Siemens acquiring Robicon for $197 million
New Kensington, PA—Robicon Corp. has agreed to sell its assets to Siemens Energy & Automation Inc. for approximately $197.5 million in cash.
New Kensington, PA— Robicon Corp. has agreed to sell its assets to Siemens Energy & Automation Inc. for approximately $197.5 million in cash. These assets include Robicon’s stock in its subsidiaries in Shanghai, China; High Wycombe, U.K.; Sao Paolo, Brazil; and Edmonton, Alberta, Canada. Robicon manufactures industrial power conversion and control devices and systems.

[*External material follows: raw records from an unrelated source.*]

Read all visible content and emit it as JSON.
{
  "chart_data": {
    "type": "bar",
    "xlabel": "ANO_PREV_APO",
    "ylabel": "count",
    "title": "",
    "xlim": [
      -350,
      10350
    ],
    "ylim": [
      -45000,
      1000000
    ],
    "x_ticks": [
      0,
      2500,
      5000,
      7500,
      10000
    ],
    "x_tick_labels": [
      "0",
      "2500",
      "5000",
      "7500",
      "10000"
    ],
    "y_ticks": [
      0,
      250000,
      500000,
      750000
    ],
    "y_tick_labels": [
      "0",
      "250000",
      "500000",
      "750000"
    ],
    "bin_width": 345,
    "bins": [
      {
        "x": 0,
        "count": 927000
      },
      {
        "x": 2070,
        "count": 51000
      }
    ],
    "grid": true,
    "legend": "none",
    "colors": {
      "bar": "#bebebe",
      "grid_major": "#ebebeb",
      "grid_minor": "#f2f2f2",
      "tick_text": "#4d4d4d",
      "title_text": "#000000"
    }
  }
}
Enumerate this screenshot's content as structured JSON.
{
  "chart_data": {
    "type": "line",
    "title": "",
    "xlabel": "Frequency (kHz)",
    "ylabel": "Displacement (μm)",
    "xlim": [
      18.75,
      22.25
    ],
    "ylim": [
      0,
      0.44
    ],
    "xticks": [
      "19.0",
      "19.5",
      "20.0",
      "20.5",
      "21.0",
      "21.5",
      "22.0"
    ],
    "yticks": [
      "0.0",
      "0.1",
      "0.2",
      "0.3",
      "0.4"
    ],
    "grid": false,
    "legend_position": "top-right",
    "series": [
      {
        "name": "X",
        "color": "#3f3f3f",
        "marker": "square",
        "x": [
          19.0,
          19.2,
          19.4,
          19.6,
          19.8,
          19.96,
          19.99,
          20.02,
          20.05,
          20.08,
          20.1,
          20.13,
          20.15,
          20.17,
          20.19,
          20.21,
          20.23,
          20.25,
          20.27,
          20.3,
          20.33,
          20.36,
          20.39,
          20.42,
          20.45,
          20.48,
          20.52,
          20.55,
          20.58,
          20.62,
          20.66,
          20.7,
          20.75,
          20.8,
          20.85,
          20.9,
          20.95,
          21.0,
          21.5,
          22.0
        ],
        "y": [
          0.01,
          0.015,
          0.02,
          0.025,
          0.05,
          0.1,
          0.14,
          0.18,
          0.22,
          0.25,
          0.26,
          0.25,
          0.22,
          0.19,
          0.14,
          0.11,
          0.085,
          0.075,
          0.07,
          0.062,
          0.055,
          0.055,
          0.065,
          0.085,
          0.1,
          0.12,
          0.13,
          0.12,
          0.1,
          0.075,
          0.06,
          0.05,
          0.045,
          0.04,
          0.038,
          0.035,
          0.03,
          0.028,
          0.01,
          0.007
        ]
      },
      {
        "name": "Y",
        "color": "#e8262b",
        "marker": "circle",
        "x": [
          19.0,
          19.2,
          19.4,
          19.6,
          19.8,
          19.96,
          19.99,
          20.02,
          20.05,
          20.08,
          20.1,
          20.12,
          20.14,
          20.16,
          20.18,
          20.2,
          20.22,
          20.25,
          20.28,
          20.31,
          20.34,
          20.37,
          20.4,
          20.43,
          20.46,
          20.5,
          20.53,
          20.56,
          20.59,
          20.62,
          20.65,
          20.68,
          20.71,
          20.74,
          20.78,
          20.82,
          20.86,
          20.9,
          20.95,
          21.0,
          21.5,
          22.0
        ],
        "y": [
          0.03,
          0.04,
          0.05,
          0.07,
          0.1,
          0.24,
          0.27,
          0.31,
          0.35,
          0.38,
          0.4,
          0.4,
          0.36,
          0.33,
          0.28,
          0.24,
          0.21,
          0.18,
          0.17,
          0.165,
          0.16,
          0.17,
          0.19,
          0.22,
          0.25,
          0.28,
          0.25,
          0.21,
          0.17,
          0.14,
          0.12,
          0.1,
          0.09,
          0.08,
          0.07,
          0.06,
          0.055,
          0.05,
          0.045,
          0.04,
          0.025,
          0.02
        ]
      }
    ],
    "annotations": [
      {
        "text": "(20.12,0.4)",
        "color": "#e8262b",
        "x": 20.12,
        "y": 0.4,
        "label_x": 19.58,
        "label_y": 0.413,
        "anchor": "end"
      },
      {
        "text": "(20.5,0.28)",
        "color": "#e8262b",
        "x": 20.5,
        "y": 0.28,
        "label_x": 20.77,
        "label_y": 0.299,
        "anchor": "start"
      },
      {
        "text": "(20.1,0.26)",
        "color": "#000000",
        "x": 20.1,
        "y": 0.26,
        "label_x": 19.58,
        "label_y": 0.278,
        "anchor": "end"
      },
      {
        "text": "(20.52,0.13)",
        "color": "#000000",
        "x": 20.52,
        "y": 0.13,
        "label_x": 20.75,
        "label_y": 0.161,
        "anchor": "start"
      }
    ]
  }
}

Stephen Gray, Robicon’s Chapter 11 trustee, says he designated Siemens as the front-running bidder after marketing Robicon to other potential buyers. He reports that Siemens gives the most available value to Robicon’s creditors, and offers security and stability to its employees, customers, suppliers, and channel partners.
Proceeds from the sale should enable High Voltage Engineering Corp. and its domestic affiliates, including Robicon and Charles Evans Associates, to pay in full the pre-petition claims of its secured and unsecured creditors.
Siemens says buying Robicon will allow it to expand its portfolio, and broaden its presence in the medium-voltage drives field. Robicon reportedly gives Siemens a complementary product, technology, and a channel portfolio with long-term growth opportunities for both firms.
Siemens adds that Robicon will continue operating in New Kensington, and that all of its employees and business relationships will remain intact.
The purchase agreement has been filed with the U.S. Bankruptcy Court for Massachusetts, Eastern Division, along with a motion seeking establishment of sale procedures for an auction that allows other qualified bidders to submit higher or otherwise better offers for all or part of the company’s assets. This is required under Section 363 of the Bankruptcy Code. The agreement also is subject to bankruptcy court approval of Siemens as a ‘stalking horse’ bidder in a competitive auction process; certain regulatory approvals, including clearance under antitrust rules; and other customary closing conditions.